Many people readily believe that companies in general don’t care about acting responsibly, whether that means going green or simply paying their taxes. All they care about, goes the familiar refrain, is feathering their own nests and making as much money as possible.
Industries such as IT have been attacked as major offenders here - but perhaps this is unnecessarily cynical. Some of the biggest brands today are leading the way when it comes to going green. Greenpeace’s global Cool IT Leaderboard puts Alcatel-Lucent on top, followed by AT&T, Cisco, Dell, Ericsson, Fujitsu and Google, for green solutions, energy impact and advocacy.
David Lear, executive director of sustainability at Dell, says greener IT is “absolutely key” to doing business globally today. “Environmentally conscious IT is not just ‘cool’, it is an absolutely necessary part of conducting global business when you look at the energy and cost constraints that businesses face.”
Dell develops products with an eye to reducing energy, packaging, materials, manufacturing and end-of-life management costs. “More than ever, our customers look to us to help them meet their environmental goals,” Lear confirms.
He notes that electricity costs have risen 25 per cent in recent years by some estimates. Additionally, companies must now comply with even more regulations concerning energy use and carbon emissions, including greenhouse gas reporting requirements for listed companies. IT teams are feeling the pressure - and sustainable, energy-efficient, end-to-end solutions are required.
“We are minimising our impact through water conservation, renewable energy and reducing waste. We have institutionalised sustainable bamboo in our product shipments and are piloting new eco-innovative mushroom packaging for cushioning heavy products,” ends Lear.
Green-focused consultancies, advisers, commentators and accreditations have sprouted like weeds all over the UK landscape in recent years, alongside myriad metrics and contradictory claims about the “greenness” of hardware. So it is no wonder that many organisations suffer from a kind of environmental inertia.
Broken down into bite-size parts, however, a green business project can become quite manageable.
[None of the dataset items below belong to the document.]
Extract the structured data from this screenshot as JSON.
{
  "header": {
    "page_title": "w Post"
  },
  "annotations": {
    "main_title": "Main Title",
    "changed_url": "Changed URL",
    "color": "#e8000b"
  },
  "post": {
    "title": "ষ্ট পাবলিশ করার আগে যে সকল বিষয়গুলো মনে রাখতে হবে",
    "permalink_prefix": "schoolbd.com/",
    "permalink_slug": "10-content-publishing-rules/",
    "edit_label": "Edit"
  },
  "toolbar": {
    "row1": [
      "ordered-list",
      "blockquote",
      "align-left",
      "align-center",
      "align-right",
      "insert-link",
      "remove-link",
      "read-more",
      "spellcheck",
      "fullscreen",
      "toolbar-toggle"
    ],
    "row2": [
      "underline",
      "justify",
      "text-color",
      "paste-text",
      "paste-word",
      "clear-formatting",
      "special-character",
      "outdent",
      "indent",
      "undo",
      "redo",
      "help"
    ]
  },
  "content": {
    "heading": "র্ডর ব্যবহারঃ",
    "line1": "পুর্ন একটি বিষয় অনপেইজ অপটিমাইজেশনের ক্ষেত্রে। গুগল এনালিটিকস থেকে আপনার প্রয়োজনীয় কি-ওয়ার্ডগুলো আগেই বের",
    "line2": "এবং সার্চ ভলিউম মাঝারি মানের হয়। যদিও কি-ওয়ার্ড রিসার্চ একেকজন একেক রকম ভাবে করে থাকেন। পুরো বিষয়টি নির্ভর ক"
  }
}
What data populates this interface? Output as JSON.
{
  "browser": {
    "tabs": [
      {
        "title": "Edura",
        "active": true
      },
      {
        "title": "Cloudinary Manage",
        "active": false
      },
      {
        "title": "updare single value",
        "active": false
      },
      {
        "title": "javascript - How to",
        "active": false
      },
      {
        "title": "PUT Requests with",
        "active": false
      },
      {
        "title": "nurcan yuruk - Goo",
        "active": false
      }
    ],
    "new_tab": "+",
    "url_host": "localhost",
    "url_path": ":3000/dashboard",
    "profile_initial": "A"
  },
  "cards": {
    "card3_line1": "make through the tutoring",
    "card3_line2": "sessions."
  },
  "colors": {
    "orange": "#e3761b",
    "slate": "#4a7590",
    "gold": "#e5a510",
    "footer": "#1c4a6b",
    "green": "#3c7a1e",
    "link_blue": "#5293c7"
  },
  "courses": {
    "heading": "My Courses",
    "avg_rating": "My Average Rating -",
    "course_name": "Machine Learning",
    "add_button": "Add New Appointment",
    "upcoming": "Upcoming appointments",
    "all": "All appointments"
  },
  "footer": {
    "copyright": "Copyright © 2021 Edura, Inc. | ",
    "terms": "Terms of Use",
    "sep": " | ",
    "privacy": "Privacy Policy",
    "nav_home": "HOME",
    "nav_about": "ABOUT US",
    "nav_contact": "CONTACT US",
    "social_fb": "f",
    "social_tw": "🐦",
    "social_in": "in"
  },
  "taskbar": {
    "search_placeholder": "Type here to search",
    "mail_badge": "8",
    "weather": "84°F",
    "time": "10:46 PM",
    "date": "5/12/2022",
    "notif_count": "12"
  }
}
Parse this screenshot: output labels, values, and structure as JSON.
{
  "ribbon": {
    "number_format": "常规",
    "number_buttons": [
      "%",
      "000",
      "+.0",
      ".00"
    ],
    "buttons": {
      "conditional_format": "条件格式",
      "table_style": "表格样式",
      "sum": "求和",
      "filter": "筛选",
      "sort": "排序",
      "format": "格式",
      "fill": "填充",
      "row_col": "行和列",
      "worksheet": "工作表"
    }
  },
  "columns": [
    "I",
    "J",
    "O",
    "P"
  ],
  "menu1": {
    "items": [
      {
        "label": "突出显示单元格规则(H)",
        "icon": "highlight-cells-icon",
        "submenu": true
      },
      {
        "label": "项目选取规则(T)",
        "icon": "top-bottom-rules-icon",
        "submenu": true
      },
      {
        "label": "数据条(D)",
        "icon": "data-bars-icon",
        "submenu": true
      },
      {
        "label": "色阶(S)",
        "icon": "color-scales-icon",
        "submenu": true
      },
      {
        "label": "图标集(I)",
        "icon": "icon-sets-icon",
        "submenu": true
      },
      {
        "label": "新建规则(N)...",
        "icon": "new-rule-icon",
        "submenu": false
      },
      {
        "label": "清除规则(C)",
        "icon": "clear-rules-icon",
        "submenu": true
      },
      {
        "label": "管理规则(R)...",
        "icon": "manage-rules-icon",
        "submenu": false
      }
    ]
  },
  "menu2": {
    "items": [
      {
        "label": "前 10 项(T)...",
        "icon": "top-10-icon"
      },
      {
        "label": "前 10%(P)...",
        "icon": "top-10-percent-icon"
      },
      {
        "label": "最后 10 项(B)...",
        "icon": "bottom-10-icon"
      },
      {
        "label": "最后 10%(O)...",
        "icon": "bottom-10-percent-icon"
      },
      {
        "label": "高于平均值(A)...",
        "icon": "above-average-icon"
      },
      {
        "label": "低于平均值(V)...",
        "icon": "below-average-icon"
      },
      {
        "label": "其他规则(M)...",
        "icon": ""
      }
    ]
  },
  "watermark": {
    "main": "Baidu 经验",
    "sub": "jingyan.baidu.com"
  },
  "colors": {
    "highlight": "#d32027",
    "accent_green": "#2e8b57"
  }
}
The government itself leads by example, continuing to work to reduce its carbon emissions, use of paper and water, waste production, and the number of flights staff take. Any business can do the same.
Slash transport costs by adopting remote conferencing and communications, including video, where possible, as well as flexible working that allows staff to cut back their commute. Paper use can be reduced by deploying imaging and printing technologies - such as follow-me printing and authorising duplex-only at the end point.
Carbon emissions and overall waste reduction might require more thought, but once again there are things anyone can do such as activating PC power management features and turning off the office lights every night.
No time for this? Delegate to a team that meets once a month to discuss green implementation and assess progress. There is no doubt that “doing something that matters for the bigger picture” can also boost staff morale - and perhaps even retention and productivity long term.
Online carbon calculators can help work out savings targets. The UK government one aimed at households or individuals is at http://carboncalculator.direct.gov.uk/index.html, but there is a business-focused one on the National Energy Foundation’s website at www.nef.org.uk/greencompany/co2calculator.htm.
Many customers too may be keen to source greener IT options. VARs can also develop services such as green audits that help them reduce their waste and emissions. The UK-based Carbon Neutral Company signs up resellers for its carbon footprinting services.
Ian Foddering, chief technology officer at Cisco, says IT is one of few industries capable of boosting sustainability quickly. “Done properly, modern communications and networking technology has great potential as a weapon in the battle to reduce carbon output,” he confirms. “It can revolutionise the way energy is managed and distributed and it has the potential to save businesses large sums of money.”
The tech is there, from collaboration to energy-efficiency offerings. “IT was already vital to business, but has suddenly assumed a new importance that CEOs cannot afford to ignore,” Foddering says.
Foddering says that “worryingly few” public or private sector organisations have so far realised the benefits of going green - representing a real VAR opportunity.
Authorities agree corporate as well as individual environmental sustainability and responsibility have become must-haves, not nice add-ons. And with green reflecting savings as well as differentiation, how could the channel lose?